I’d hardly even looked at the theater. Small and intimate by Vegas standards, it usually hosted stand-up comedy or lounge acts. It was clean, functional, modern, with blue plush seats, walls painted dark blue, and unobtrusive lighting. Before I arrived we’d discussed putting a table onstage to hold my call monitor, supplying a couple of chairs for guests, and filling the seats with an audience. I hoped I had enough fans to fill the seats, or this was going to be embarrassing. According to Erica, advance ticket sales were doing well, but we hadn’t sold out yet. I was still thinking worst-case scenario—an empty house. Everyone would bail on my show to go see
Mamma Mia!
instead. Really, the place was great. But that didn’t change the fact that we were sharing the hotel with a ballroomful of guns.
I gave my evilest smile. People probably thought it was cute. “It’s nice. Can you tell me why you thought it was a good idea to schedule this in the same hotel as a gun show?”
She shrugged. “It shouldn’t be a big deal. The convention has the ballroom and a floor of conference rooms. The theater and everything around it is ours.”
“It’s just”—how could I explain this, without sounding like a loon?—“it makes me nervous. Some people who go to. . . things like that have what you might call a prejudice against people like me.”
Erica—the black woman—gave me a seriously ironic look, and I felt like a heel. I glanced at the ceiling for a moment and tried to sound more coherent. “Let’s just say that whole silver-bullet thing is for real, and I’m willing to bet someone in that ballroom is selling silver bullets.”
The ironic look didn’t go away, and I had to wonder if she was one of those people who, despite the evidence, couldn’t let go of a lifetime of believing this stuff was nothing more than campfire tales.
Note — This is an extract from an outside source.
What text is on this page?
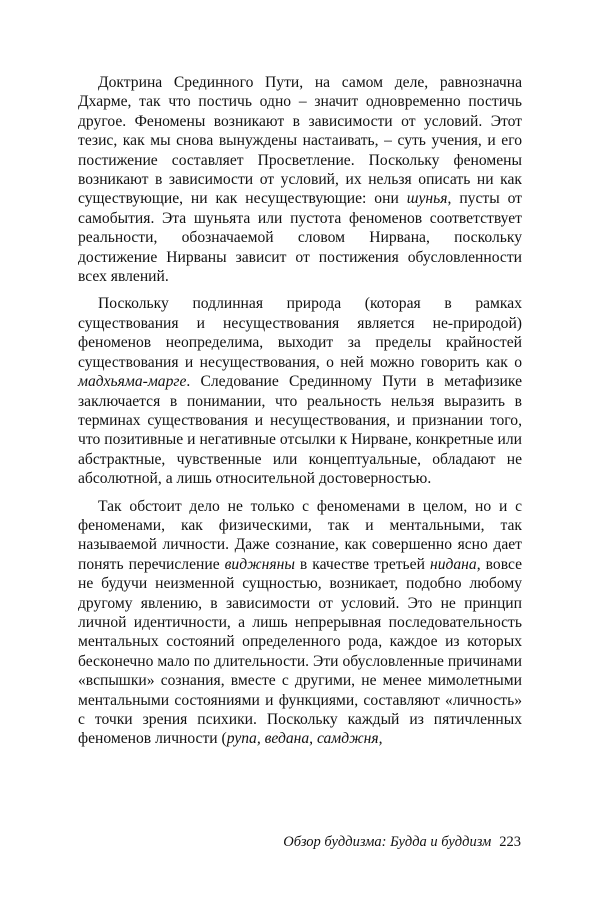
Доктрина Срединного Пути, на самом деле, равнозначна Дхарме, так что постичь одно – значит одновременно постичь другое. Феномены возникают в зависимости от условий. Этот тезис, как мы снова вынуждены настаивать, – суть учения, и его постижение составляет Просветление. Поскольку феномены возникают в зависимости от условий, их нельзя описать ни как существующие, ни как несуществующие: они шунья, пусты от самобытия. Эта шуньята или пустота феноменов соответствует реальности, обозначаемой словом Нирвана, поскольку достижение Нирваны зависит от постижения обусловленности всех явлений.

Поскольку подлинная природа (которая в рамках существования и несуществования является не-природой) феноменов неопределима, выходит за пределы крайностей существования и несуществования, о ней можно говорить как о мадхьяма-марге. Следование Срединному Пути в метафизике заключается в понимании, что реальность нельзя выразить в терминах существования и несуществования, и признании того, что позитивные и негативные отсылки к Нирване, конкретные или абстрактные, чувственные или концептуальные, обладают не абсолютной, а лишь относительной достоверностью.

Так обстоит дело не только с феноменами в целом, но и с феноменами, как физическими, так и ментальными, так называемой личности. Даже сознание, как совершенно ясно дает понять перечисление виджняны в качестве третьей нидана, вовсе не будучи неизменной сущностью, возникает, подобно любому другому явлению, в зависимости от условий. Это не принцип личной идентичности, а лишь непрерывная последовательность ментальных состояний определенного рода, каждое из которых бесконечно мало по длительности. Эти обусловленные причинами «вспышки» сознания, вместе с другими, не менее мимолетными ментальными состояниями и функциями, составляют «личность» с точки зрения психики. Поскольку каждый из пятичленных феноменов личности (рупа, ведана, самджня,

Обзор буддизма: Будда и буддизм 223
This was the strange thing about being a werewolf in modern America. I’d been outed. The whole supernatural world—vampires, lycanthropes, more unbelievable things—had been acknowledged as existing by the government. I’d been filmed transforming into a wolf on live television. And some people still didn’t believe. Or didn’t want to believe. They still looked at me like I was crazy when I talked about it. Though to be honest, it was probably either that or run screaming.
But Erica wasn’t one of those. Better yet, she wasn’t freaked out. She just thought it was funny. “You’re a werewolf—how are you afraid of anything?”